Cette contrainte d'absence de normes ne concerne pas que l'Algérie, alors que la nouvelle obligation fiscale est déjà imposée dans de nombreux autres pays.
L'obligation de présentation d'une comptabilité analytique existe dans de nombreux pays et pour la plupart des cas appliquée au contrôle des prix de transfert.
Tel est le cas de la France, où l'obligation de présenter une comptabilité analytique s'impose aux entreprises qui la tiennent et dont le chiffre d'affaires excède un seuil selon le type d'activité ou pour certaines, celles dont l'actif brut dépasse un autre seuil.
Par ailleurs, à l'occasion des contrôles fiscaux, l'administration française peut demander l'ensemble des éléments gérés par les systèmes informatisés de comptabilité analytique ou budgétaire quand elle existe et qu'elle concourt indirectement à la constitution d'une écriture comptable ou à la justification d'un événement ou d'une situation transcrite dans les livres, registres, documents, pièces et déclarations contrôlés par l'administration.

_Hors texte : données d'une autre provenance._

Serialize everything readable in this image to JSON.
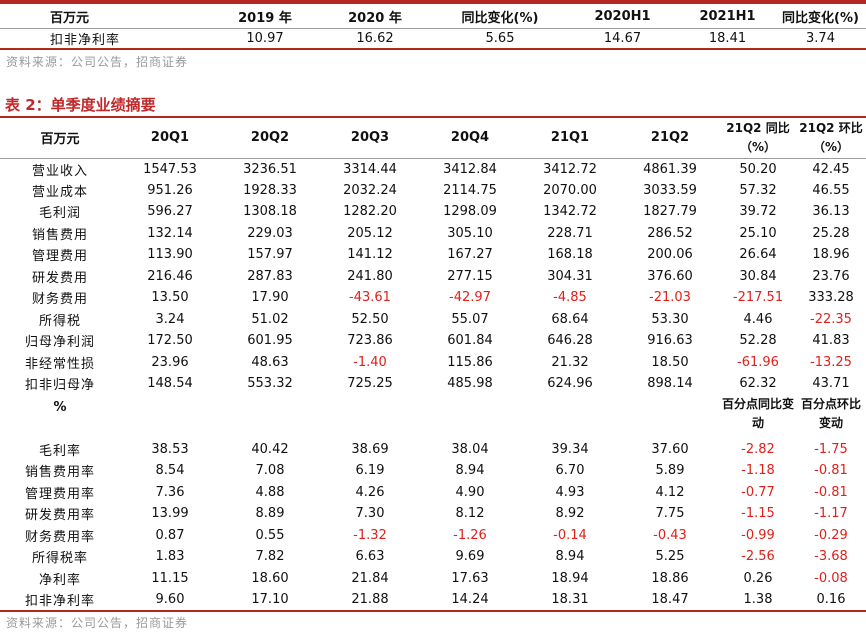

Par ailleurs, les pays de l'OCDE et du G20 ont adopté, en 2013, un plan d'action qui vise à mieux faire coïncider le lieu d'imposition des bénéfices des groupes multinationaux avec le lieu d'exercice de leurs activités économiques. Sur ce sujet, les recommandations de l'OCDE laissent le choix au contribuable d'utiliser des données consolidées, sociales ou analytiques avec l'adoption de la déclaration pays par pays dans le cadre de la transparence fiscale demandée aux entreprises membres de groupes internationaux.
Pour notre pays, la nouvelle obligation de tenue d'une comptabilité analytique pour une certaine catégorie d'entreprises poussera sans doute le niveau des systèmes d'information vers le haut avec dans le plus long terme une contribution structurante de l'organisation comptable des entreprises, voire celle pour le développement de normes de la comptabilité des coûts. Pour cela, une telle obligation ne devrait pas se limiter à sa pure application fiscale.